We have to remember that rights are inherent to individuals, not to groups. Groups are social constructs, superimposed upon individuals. In ensuring rights for all individuals, the solution proposed by the gay marriage lobby falls short. Their solution only creates and expands privileges for groups. It is a quick, politically expedient, but inevitably flawed solution.

Re-examination of the fundamental problem reveals not an unfair distribution of privileges, but a complete disregard for any separation of church and state. The sanction of traditional marriage in our legal codes has caused two negative consequences: First, it has produced a legal system which unfairly discriminates against homosexuals. Second, it places the institution of marriage in the precarious position of being subject to public scrutiny, and the further entrenchment of traditional marriage pushed by conservatives through their various state/federal marriage amendments only intensifies the problem. On the other hand, the solution proposed by the gay marriage lobby would, in the eyes of many traditionalists, defile the institution of marriage. Is there not a solution which could satisfy all parties?

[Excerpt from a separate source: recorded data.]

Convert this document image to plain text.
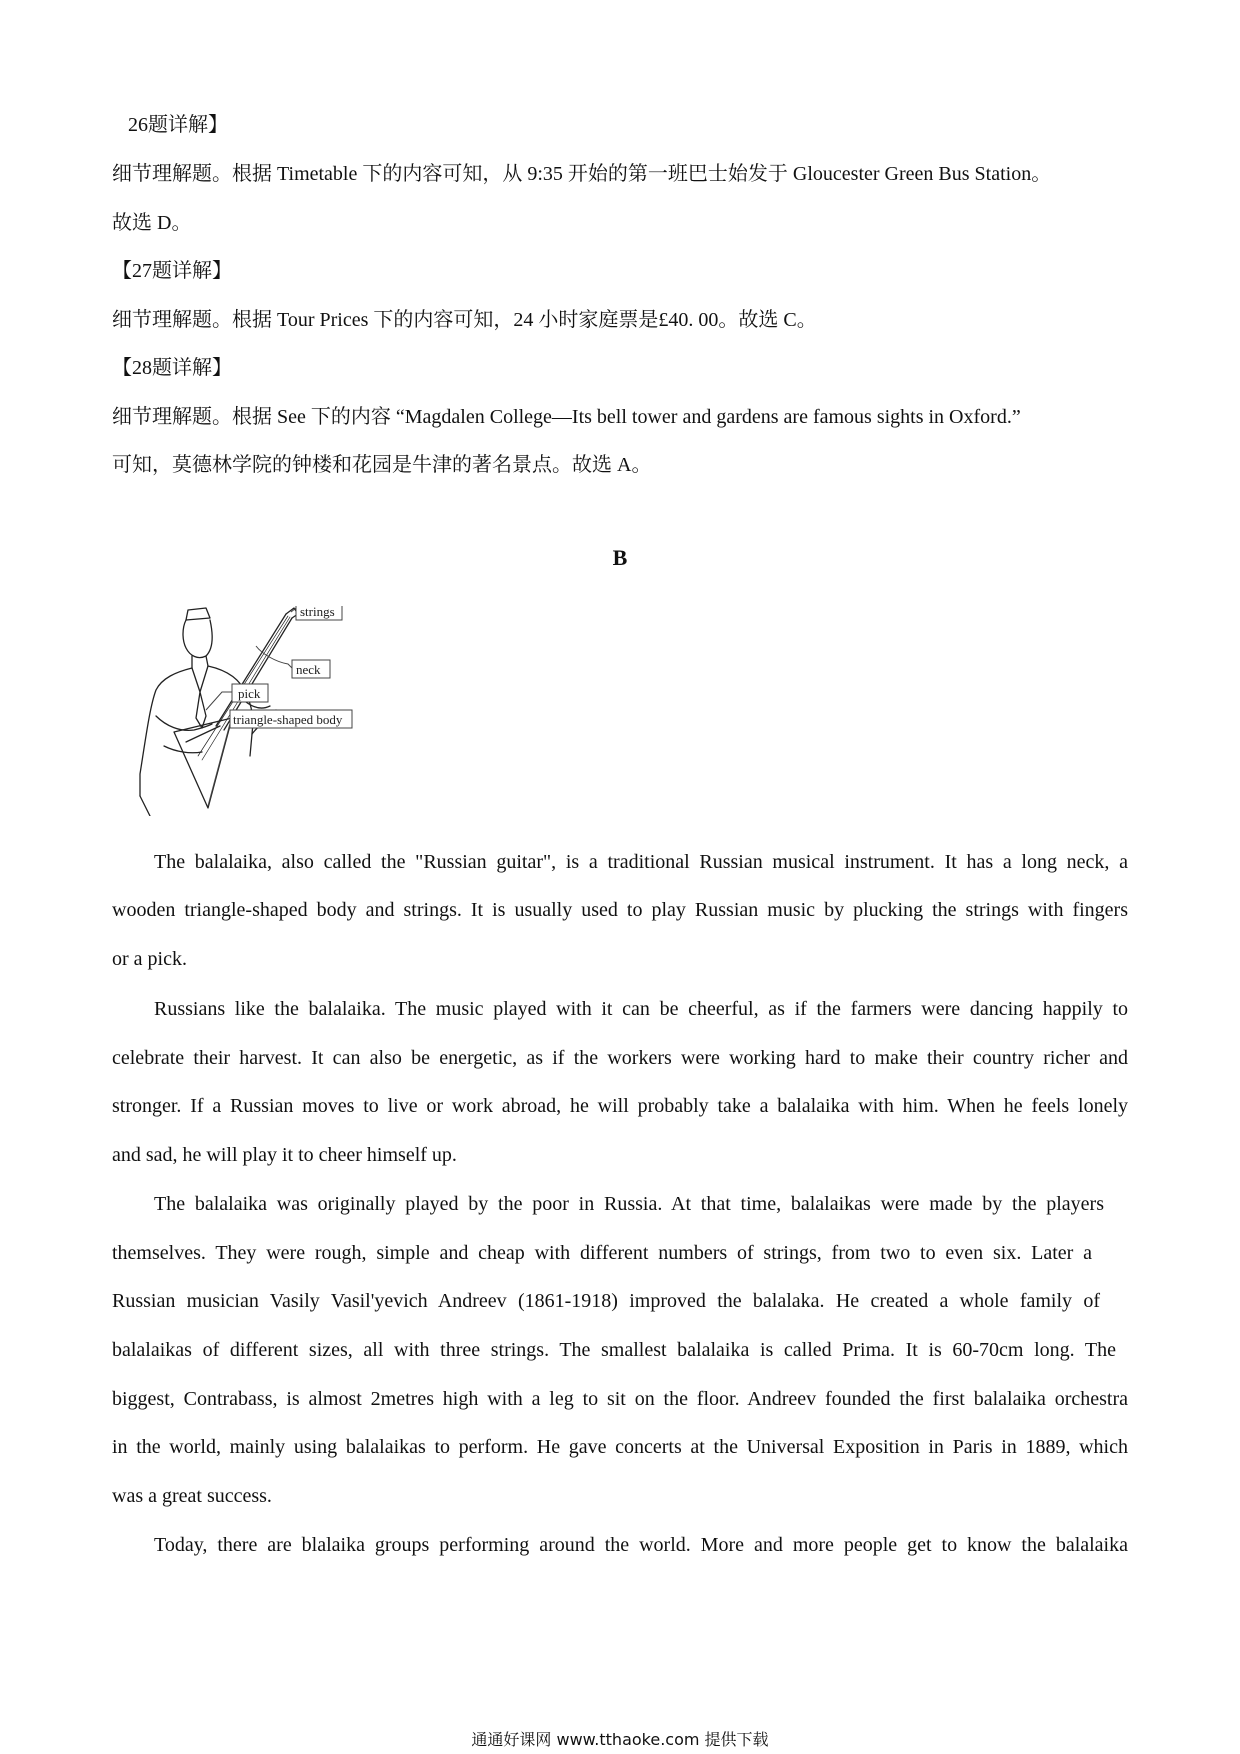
26题详解】
细节理解题。根据 Timetable 下的内容可知，从 9:35 开始的第一班巴士始发于 Gloucester Green Bus Station。
故选 D。
【27题详解】
细节理解题。根据 Tour Prices 下的内容可知，24 小时家庭票是£40. 00。故选 C。
【28题详解】
细节理解题。根据 See 下的内容 “Magdalen College—Its bell tower and gardens are famous sights in Oxford.”
可知，莫德林学院的钟楼和花园是牛津的著名景点。故选 A。
B
strings
neck
pick
triangle-shaped body
The balalaika, also called the "Russian guitar", is a traditional Russian musical instrument. It has a long neck, a
wooden triangle-shaped body and strings. It is usually used to play Russian music by plucking the strings with fingers
or a pick.
Russians like the balalaika. The music played with it can be cheerful, as if the farmers were dancing happily to
celebrate their harvest. It can also be energetic, as if the workers were working hard to make their country richer and
stronger. If a Russian moves to live or work abroad, he will probably take a balalaika with him. When he feels lonely
and sad, he will play it to cheer himself up.
The balalaika was originally played by the poor in Russia. At that time, balalaikas were made by the players
themselves. They were rough, simple and cheap with different numbers of strings, from two to even six. Later a
Russian musician Vasily Vasil'yevich Andreev (1861-1918) improved the balalaka. He created a whole family of
balalaikas of different sizes, all with three strings. The smallest balalaika is called Prima. It is 60-70cm long. The
biggest, Contrabass, is almost 2metres high with a leg to sit on the floor. Andreev founded the first balalaika orchestra
in the world, mainly using balalaikas to perform. He gave concerts at the Universal Exposition in Paris in 1889, which
was a great success.
Today, there are blalaika groups performing around the world. More and more people get to know the balalaika
通通好课网 www.tthaoke.com 提供下载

Let us consider the extreme logical outcome of the solution put forth by the gay marriage lobby: Even if we overcome the impossible political task of expanding the definition of marriage to include any and every conceivable kind of union between people, we will still have discrimination between those who are married and those who are not. If we expand privileges even further to include both married and non-married people, then we entirely defeat the purpose of having those privileges, and we find ourselves back at square one. In addition to being pointless, a situation in which everyone subsidizes everyone else could be harmless, if not for that fact that money must be skimmed off the top in order to pay the salaries of the bureaucrats administering these programs.

Given this lesson, I think the ideal solution would be to completely remove government from the business of marriage. Abolish all definitions of marriage from legal code, and abolish all privileges enjoyed by married couples. Allow couples to seek any kind of union they choose, from whatever private institution they choose. Leave questions of inheritance, hospital visitation, end-of-life care, etc. for individuals to decide through contracts. Let people be equal through liberty, instead of grasping at an ever elusive equality through privilege and restraint.

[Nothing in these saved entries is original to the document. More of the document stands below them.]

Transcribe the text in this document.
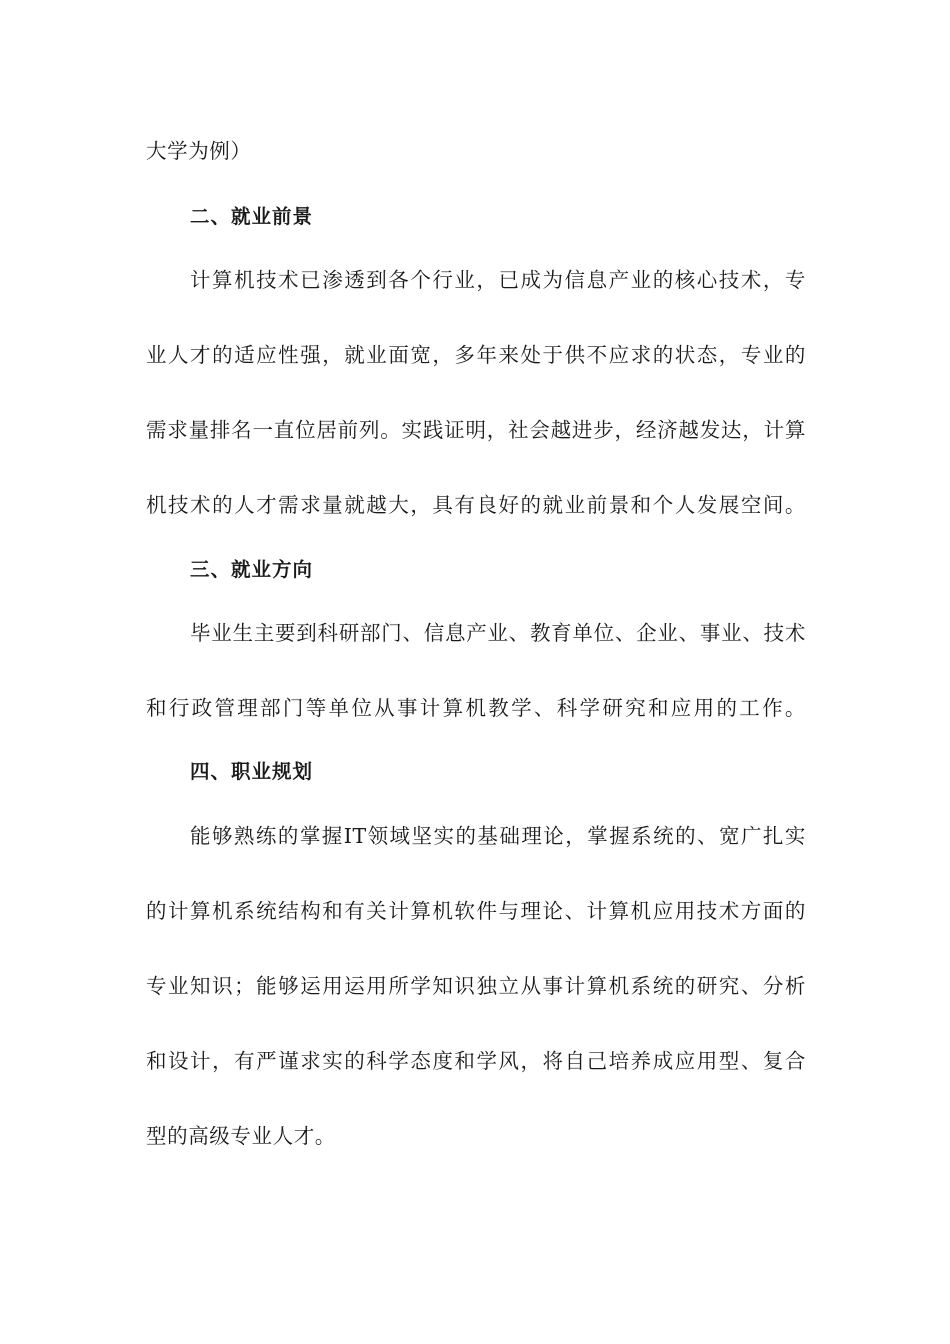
大学为例）
二、就业前景
计算机技术已渗透到各个行业，已成为信息产业的核心技术，专
业人才的适应性强，就业面宽，多年来处于供不应求的状态，专业的
需求量排名一直位居前列。实践证明，社会越进步，经济越发达，计算
机技术的人才需求量就越大，具有良好的就业前景和个人发展空间。
三、就业方向
毕业生主要到科研部门、信息产业、教育单位、企业、事业、技术
和行政管理部门等单位从事计算机教学、科学研究和应用的工作。
四、职业规划
能够熟练的掌握IT领域坚实的基础理论，掌握系统的、宽广扎实
的计算机系统结构和有关计算机软件与理论、计算机应用技术方面的
专业知识；能够运用运用所学知识独立从事计算机系统的研究、分析
和设计，有严谨求实的科学态度和学风，将自己培养成应用型、复合
型的高级专业人才。
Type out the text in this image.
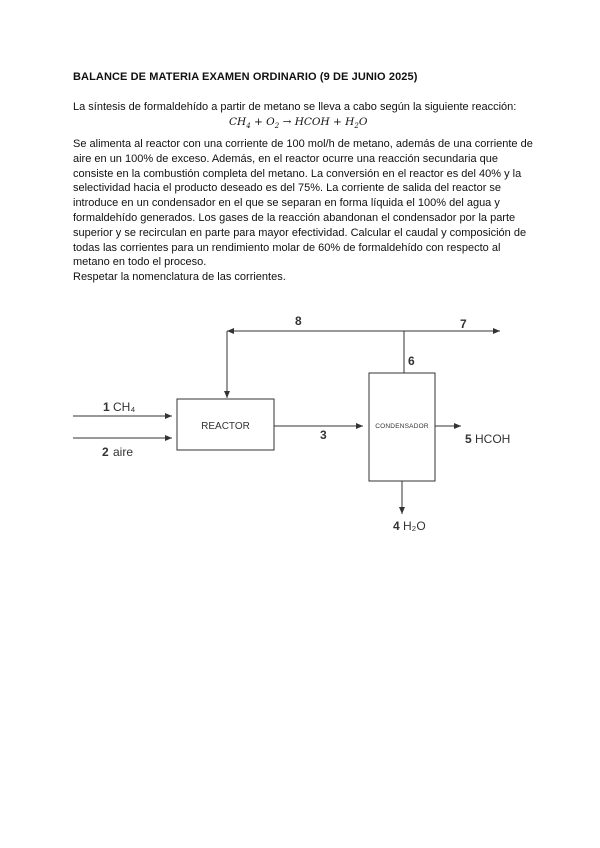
BALANCE DE MATERIA EXAMEN ORDINARIO (9 DE JUNIO 2025)
La síntesis de formaldehído a partir de metano se lleva a cabo según la siguiente reacción:
$CH_4 + O_2$ → HCOH + $H_2O$

Se alimenta al reactor con una corriente de 100 mol/h de metano, además de una corriente de aire en un 100% de exceso. Además, en el reactor ocurre una reacción secundaria que consiste en la combustión completa del metano. La conversión en el reactor es del 40% y la selectividad hacia el producto deseado es del 75%. La corriente de salida del reactor se introduce en un condensador en el que se separan en forma líquida el 100% del agua y formaldehído generados. Los gases de la reacción abandonan el condensador por la parte superior y se recirculan en parte para mayor efectividad. Calcular el caudal y composición de todas las corrientes para un rendimiento molar de 60% de formaldehído con respecto al metano en todo el proceso.

Respetar la nomenclatura de las corrientes.

REACTOR	CONDENSADOR
8	7
6
1 CH₄
2 aire
3	5 HCOH
4 H₂O
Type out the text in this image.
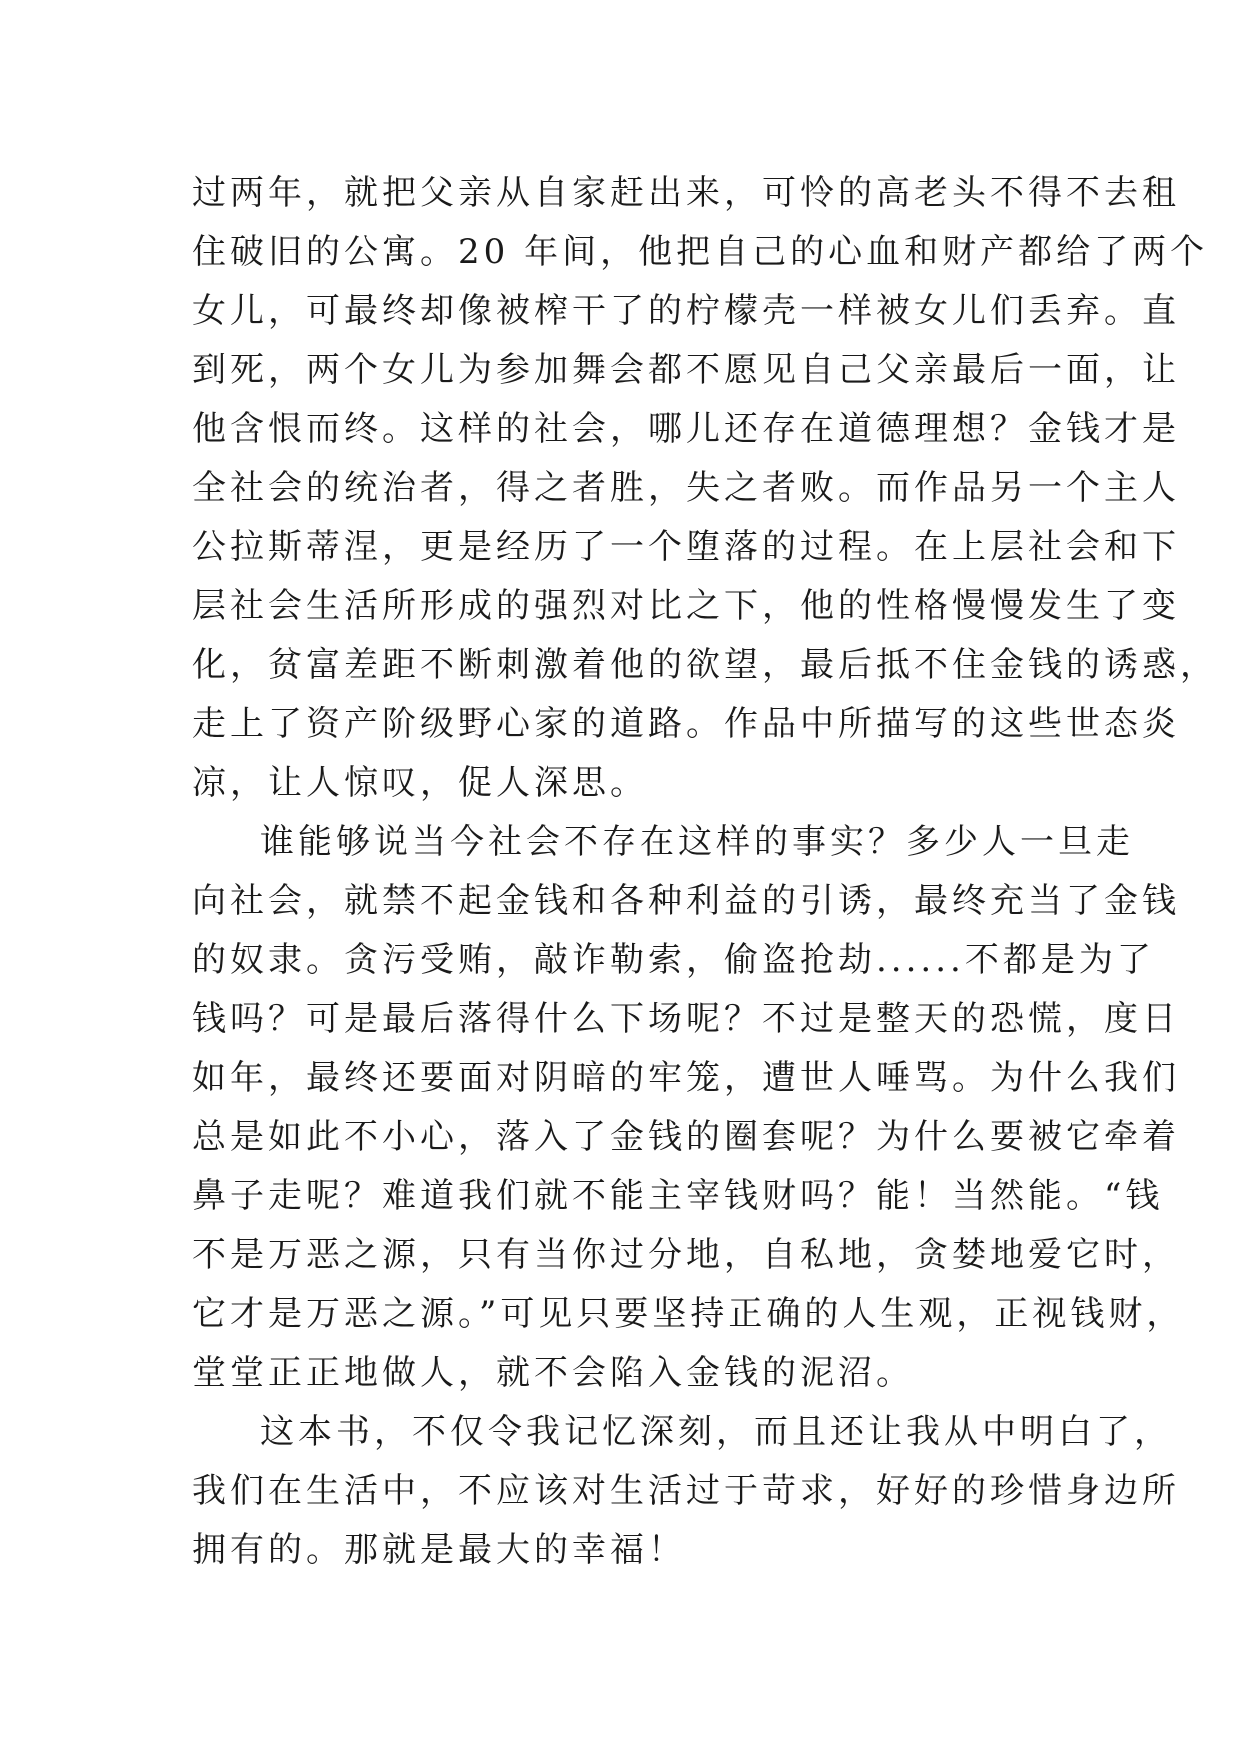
过两年，就把父亲从自家赶出来，可怜的高老头不得不去租
住破旧的公寓。20 年间，他把自己的心血和财产都给了两个
女儿，可最终却像被榨干了的柠檬壳一样被女儿们丢弃。直
到死，两个女儿为参加舞会都不愿见自己父亲最后一面，让
他含恨而终。这样的社会，哪儿还存在道德理想？金钱才是
全社会的统治者，得之者胜，失之者败。而作品另一个主人
公拉斯蒂涅，更是经历了一个堕落的过程。在上层社会和下
层社会生活所形成的强烈对比之下，他的性格慢慢发生了变
化，贫富差距不断刺激着他的欲望，最后抵不住金钱的诱惑，
走上了资产阶级野心家的道路。作品中所描写的这些世态炎
凉，让人惊叹，促人深思。
谁能够说当今社会不存在这样的事实？多少人一旦走
向社会，就禁不起金钱和各种利益的引诱，最终充当了金钱
的奴隶。贪污受贿，敲诈勒索，偷盗抢劫......不都是为了
钱吗？可是最后落得什么下场呢？不过是整天的恐慌，度日
如年，最终还要面对阴暗的牢笼，遭世人唾骂。为什么我们
总是如此不小心，落入了金钱的圈套呢？为什么要被它牵着
鼻子走呢？难道我们就不能主宰钱财吗？能！当然能。“钱
不是万恶之源，只有当你过分地，自私地，贪婪地爱它时，
它才是万恶之源。”可见只要坚持正确的人生观，正视钱财，
堂堂正正地做人，就不会陷入金钱的泥沼。
这本书，不仅令我记忆深刻，而且还让我从中明白了，
我们在生活中，不应该对生活过于苛求，好好的珍惜身边所
拥有的。那就是最大的幸福！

If the laws were changed this way, homosexuals could benefit spiritually, and all individuals would be legally equal. It would also insulate the religious community from political scrutiny, and allow heterosexuals to pursue marriages unadulterated by those who hold morals different from their own.

I think many of my fellow conservatives have lost their way on this issue. Reminiscent of leftists, they take the attacks of the other side personally. This is understandable, because traditional marriage, an institution they hold dear, is so ingrained in public life. However, it is nonetheless reprehensible. They allow their spiritual convictions to drive their political convictions. This disregard for individual liberty is the kind of behavior I expect from the left, but to see it come from the right is discomfiting, to say the least. To my conservative friends, I would offer this prescription: if you wish to stop the destruction of traditional marriage, then fight that campaign within the private square, because the continued entrenching of traditional marriage in legal code is an inevitably untenable position. The most constructive action you could take in the public square to save traditional marriage is to join in calling for its complete absence from the law.

As an atheist, I have no vested interest in protecting the institution of traditional marriage. However, I have a deep-seated interest in protecting liberty. I wish we could let that become a uniting factor among both traditional marriage and gay marriage advocates, instead of being driven by divisive emotions.

People should not be ashamed of their sexual orientation, and they should not be subject to institutionalized ostracism or mistreatment because of it. Love is a natural and important aspect of all our lives–far too important to place in the hands of government.